I am a 56 year old, professional, highly educated woman whose job entails significant responsibility, decision making and practical skills. I worked my arse off to get the grades for uni. I am computer literate, can plumb in a dishwasher and put up shelves, have brought up two wonderful children, for prolonged periods as a single mother (forces spouse). I delivered our first child in the USA whilst my husband was deployed to Germany in combat for three months during our 2.5 year exchange posting. I passed my postgraduate exams at 41 (after a 4 year ”breeding sabbatical”) whilst back at work part time and husband was working away, simultaneously looking after a 1 year old and a 2 year old. I weathered the storm of senior colleagues’ (mainly the full time working mothers) sniping about my lack of commitment to my job. I now run a full time job, a private business, a house, large garden, 4 dogs, hens, and am still keeping tabs on fledging teenagers. I scrub up ok although everything is rapidly taking on a blancmange like consistency – including my brain.
I frequently get thing wrong but hopefully recognise that and learn.

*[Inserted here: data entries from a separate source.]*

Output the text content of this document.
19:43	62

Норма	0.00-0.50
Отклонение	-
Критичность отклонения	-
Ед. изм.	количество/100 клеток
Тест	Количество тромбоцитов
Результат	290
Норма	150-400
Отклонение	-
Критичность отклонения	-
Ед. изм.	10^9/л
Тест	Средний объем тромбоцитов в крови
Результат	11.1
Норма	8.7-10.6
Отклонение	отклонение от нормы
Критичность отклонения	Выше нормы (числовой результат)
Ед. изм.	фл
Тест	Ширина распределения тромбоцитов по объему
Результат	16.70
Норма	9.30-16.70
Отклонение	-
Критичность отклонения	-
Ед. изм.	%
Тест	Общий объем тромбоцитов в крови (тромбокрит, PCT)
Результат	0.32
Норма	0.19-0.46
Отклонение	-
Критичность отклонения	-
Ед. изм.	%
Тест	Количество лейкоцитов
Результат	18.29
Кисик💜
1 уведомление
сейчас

I look for and usually find something to laugh about every day
All very satisfactory and rewarding, but I have to stop and remind myself sometimes of what I can do.
Menopause has hit me like a sledgehammer.
Anxiety landed on me like an invisibility cloak and pervades everything I do.
Sometimes something as simple as planning a meal and shopping for the ingredients completely floors me.
Some days I think I should feel superhuman but feel unworthy.
Other days I spend most of my time trying not to cry and being furious with myself for being so wet.
I’m putting this out there for women and men of a certain age who recognise this.
For the Women – you are not alone. This is Mother Nature unfairly biting you on the bum. She will leave you be in time.
For the Men – give her a break. She’s not mad. This won’t last forever. Small acts of kindness go a long way.